Note: The Kernel of $\alpha$  is an ideal of $\mathbb {Z}$ . Hence, it is generated by some integer $m$ . Suppose $m=ab$  for some $a,b\in \mathbb {Z}$  then $0=\alpha (m)=\alpha (a)\alpha (b)$  and, since $F$  is a field and so also an integral domain, $\alpha (a)=0$  or $\alpha (b)=0$ . This cannot be the case since the kernel is generated by $m$  and hence $m$  must be prime or equal 0.

### Definition (Characteristic of Field)

The characteristic of a field can be defined to be the generator of the kernel of the homomorphism, as described in the note above.

## Algebraic Extensions

### Definition (Algebraic Elements and Algebraic Extension)

• Let $K$  be an extension of $F$  then $\lambda \in K$  is algebraic over $F$  if there exists a non-zero polynomial $f(x)\in F[x]$  such that $f(\lambda )=0.$
• $K$  is an algebraic extension of $F$  if $K$  is an extension of $F$ , such that every element of $K$  is algebraic over $F$ .

### Definition (Minimal Polynomial)

If $x$  is algebraic over $F$  then the set of polynomials in $F[x]$  which have $x$  as a root is an ideal of $F[x]$ . This is a principle ideal domain and so the ideal is generated by a unique monic non-zero polynomial, $m(x)$ . We define the $m(x)$  to be the minimal polynomial.

## Splitting Fields

### Definition (Splitting Field)

Let $F$  be a field, $f(x)\in F[x]$  and $a_{1},a_{2},...,a_{n}$  are roots of $F$ . Then a smallest Field Extension of $F$  which contains $a_{1},...,a_{n}$  is called a splitting field of $f(x)$  over $F$ .

## Finite Fields

### Theorem (Order of any finite field)

Let F be a finite field, then $\left\vert F\right\vert =p^{n}$  for some prime p and $n\in \mathbb {N}$ .

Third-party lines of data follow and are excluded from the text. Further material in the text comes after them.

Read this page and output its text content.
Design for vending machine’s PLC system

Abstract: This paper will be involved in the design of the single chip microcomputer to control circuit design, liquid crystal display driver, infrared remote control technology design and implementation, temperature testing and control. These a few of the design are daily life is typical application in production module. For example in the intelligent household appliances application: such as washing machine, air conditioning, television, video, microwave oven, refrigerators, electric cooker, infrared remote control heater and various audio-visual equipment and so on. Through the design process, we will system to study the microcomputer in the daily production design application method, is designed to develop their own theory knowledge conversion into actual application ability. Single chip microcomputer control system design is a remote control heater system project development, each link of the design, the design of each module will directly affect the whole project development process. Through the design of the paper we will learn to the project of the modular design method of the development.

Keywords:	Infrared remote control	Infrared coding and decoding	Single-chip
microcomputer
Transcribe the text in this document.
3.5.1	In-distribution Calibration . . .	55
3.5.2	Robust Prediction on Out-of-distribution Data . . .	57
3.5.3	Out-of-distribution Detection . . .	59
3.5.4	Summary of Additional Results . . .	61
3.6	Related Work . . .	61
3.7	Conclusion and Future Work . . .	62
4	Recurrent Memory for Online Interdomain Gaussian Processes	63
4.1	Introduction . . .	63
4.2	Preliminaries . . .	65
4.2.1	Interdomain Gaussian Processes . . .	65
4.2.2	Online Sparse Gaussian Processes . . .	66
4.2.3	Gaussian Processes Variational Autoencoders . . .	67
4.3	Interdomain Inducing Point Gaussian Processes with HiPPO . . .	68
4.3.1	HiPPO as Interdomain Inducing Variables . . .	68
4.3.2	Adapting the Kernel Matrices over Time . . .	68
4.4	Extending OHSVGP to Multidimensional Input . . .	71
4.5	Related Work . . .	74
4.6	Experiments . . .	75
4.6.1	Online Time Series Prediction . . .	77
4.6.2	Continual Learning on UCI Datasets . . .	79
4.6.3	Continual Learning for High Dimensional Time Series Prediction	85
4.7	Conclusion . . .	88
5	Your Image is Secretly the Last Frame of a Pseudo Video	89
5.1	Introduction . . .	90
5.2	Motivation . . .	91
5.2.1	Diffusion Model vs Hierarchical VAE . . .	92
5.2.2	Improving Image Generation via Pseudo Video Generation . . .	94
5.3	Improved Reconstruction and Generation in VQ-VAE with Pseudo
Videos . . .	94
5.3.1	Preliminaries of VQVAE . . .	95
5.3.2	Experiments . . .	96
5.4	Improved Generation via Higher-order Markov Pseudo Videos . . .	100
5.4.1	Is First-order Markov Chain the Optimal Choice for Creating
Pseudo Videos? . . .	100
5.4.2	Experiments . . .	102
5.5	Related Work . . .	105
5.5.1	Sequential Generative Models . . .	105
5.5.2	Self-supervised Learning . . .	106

proof: The field of integers mod $p$  is a subfield of $F$  where $p$  is the characteristic of $F$ . Hence we can view $F$  as a vector space over $\mathbb {Z} _{p}$ . Further this must be a finite dimensional vector space because $F$  is finite. Hence any $x\in F$  can be expressed as a linear combination of $n$  members of $F$  with scalers in $\mathbb {Z} _{p}$  and any such linear combination is a member of $F$ . Hence $\left\vert F\right\vert =p^{n}$ .

### Theorem (every member of F is a root of $x^{p^{n}}-x$ )

let $F$  be a field such that $\left\vert F\right\vert =p^{n}$ , then every member is a root of the polynomial $x^{p^{n}}-x$ .

proof: Consider $F^{*}=F/{0}$  as a the multiplicative group. Then by la grange's theorem $\forall x\in F^{*},x^{p^{n}-1}=1$ . So multiplying by $x$  gives $x^{p^{n}}=x$ , which is true for all $x\in F$ , including $0$ .

### Theorem (roots of $x^{p}-x$ are distinct)

Let $x^{p}-x$  be a polynomial in a splitting field $E$  over $\mathbb {Z} _{p}$  then the roots $a_{1},...a_{n}$  are distinct.